Don’t Count on the Gorsuch and Thomas Votes in Future Voting Cases; Expect Them to Side Against Voting Rights Litigants

In today’s Moore decision, Justices Thomas and Gorsuch rejected the majority approach to the independent state legislature theory, believing instead that state legislatures have almost plenary power and cannot be limited even by state courts applying state constitutions. (Justice Alito interestingly (given his earlier writings) did not join that part of Thomas’s dissent, agreeing only that the case is moot and should not have been decided). Justice Thomas and Gorsuch similarly took a different view in the Voting Rights Act case Allen from earlier this month.
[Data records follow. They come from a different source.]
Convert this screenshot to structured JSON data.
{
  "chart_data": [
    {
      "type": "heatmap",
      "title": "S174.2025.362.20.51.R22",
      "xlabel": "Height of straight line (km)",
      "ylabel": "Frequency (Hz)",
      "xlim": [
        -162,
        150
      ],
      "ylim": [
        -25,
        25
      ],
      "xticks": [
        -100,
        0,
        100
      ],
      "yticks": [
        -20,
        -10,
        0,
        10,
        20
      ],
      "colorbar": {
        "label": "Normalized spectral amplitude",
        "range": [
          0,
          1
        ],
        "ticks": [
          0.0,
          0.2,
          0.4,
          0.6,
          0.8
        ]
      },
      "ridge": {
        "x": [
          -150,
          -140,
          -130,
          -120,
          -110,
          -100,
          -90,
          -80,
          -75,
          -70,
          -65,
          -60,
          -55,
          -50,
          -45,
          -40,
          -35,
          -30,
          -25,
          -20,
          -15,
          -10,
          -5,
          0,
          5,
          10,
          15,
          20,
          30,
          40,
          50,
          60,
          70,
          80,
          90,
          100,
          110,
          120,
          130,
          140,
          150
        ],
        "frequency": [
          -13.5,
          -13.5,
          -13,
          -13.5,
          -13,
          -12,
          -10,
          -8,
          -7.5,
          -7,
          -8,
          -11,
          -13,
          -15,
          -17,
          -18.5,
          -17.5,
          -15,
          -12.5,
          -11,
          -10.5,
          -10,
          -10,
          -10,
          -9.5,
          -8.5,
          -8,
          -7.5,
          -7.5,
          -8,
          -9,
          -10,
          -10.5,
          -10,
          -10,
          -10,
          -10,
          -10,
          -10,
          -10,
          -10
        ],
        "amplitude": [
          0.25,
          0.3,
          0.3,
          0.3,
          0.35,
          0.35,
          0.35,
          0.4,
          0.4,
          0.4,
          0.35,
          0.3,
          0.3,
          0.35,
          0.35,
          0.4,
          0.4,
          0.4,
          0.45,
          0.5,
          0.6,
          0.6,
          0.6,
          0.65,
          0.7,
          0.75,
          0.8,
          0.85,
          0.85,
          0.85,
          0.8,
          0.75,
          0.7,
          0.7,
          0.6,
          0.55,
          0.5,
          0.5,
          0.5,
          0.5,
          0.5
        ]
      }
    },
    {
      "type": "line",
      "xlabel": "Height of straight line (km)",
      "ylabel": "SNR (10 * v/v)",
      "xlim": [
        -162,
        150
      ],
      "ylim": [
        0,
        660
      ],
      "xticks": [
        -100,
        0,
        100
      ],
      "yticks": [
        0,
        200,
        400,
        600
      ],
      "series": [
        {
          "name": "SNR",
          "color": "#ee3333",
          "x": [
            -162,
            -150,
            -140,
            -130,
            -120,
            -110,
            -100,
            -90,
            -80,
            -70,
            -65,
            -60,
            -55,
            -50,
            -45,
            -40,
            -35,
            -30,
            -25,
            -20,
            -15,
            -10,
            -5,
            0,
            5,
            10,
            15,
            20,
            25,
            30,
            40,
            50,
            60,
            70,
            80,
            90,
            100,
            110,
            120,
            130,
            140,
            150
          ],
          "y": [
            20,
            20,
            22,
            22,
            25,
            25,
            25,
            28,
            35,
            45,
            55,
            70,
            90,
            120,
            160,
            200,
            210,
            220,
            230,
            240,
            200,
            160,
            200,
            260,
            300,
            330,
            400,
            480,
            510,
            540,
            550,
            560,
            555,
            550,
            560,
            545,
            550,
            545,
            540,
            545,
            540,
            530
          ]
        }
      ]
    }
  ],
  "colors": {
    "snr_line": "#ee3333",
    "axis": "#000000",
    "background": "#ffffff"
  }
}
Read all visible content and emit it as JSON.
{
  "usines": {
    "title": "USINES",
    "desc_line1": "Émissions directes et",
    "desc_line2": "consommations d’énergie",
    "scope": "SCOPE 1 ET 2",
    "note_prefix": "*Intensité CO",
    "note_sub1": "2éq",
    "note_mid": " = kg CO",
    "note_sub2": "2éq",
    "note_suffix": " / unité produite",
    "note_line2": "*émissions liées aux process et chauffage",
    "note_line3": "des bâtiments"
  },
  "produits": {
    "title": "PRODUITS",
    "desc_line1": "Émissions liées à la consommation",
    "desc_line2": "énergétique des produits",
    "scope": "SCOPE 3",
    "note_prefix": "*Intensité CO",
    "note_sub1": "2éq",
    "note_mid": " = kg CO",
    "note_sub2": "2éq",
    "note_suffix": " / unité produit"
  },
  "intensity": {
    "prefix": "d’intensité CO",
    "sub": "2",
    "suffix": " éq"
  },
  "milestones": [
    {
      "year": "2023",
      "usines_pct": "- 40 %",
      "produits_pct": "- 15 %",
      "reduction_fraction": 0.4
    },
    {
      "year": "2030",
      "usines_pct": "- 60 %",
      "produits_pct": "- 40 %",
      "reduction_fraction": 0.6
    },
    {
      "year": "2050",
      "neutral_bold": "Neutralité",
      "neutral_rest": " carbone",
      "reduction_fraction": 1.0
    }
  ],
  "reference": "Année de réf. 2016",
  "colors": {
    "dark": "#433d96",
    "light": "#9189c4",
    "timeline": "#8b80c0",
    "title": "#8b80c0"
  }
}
They take the position that Section 2 does not even apply to redistricting, so a state cannot violate Section 2 whenever it draws district lines.

It is important to see how these theories will inevitably lead Thomas and Gorsuch to side against voting rights litigants, albeit by a different path.

Consider first a challenge to a districting plan as violating Section 2. If, say, Roberts, Kavanaugh and Barrett do not believe that Louisiana has to draw another Black majority district because the Gingles factors were not met, Thomas and Alito would agree there is no violation (because they think Section 2 does not apply to redistricting): so 5 votes against finding a voting rights violation.

Similarly, taking the example from 2020 as described in my Slate piece: The Pa. Supreme Court extends the deadline for the receipt of absentee ballots because of the pandemic, relying on voting protections of the state constitution. If, say, Roberts, Kavanaugh and Barrett think that this state supreme court decision “transgresses” the rules of ordinary judicial review and usurps the power of the state legislature, then Thomas and Alito would concur in the judgment (because they believe that state courts cannot apply state constitutions to limit the rules of state legislatures). Again: five votes against voting rights litigant.

So I agree with Rick P. and disagree with Nick’s argument that “Given these criticisms, it should be difficult to find five votes for actually reversing any state court ruling under state law about federal elections. Thomas and Gorsuch would presumably oppose any such reversal.”

Don’t ever count on Thomas or Gorsuch to side with voting rights litigants in these cases.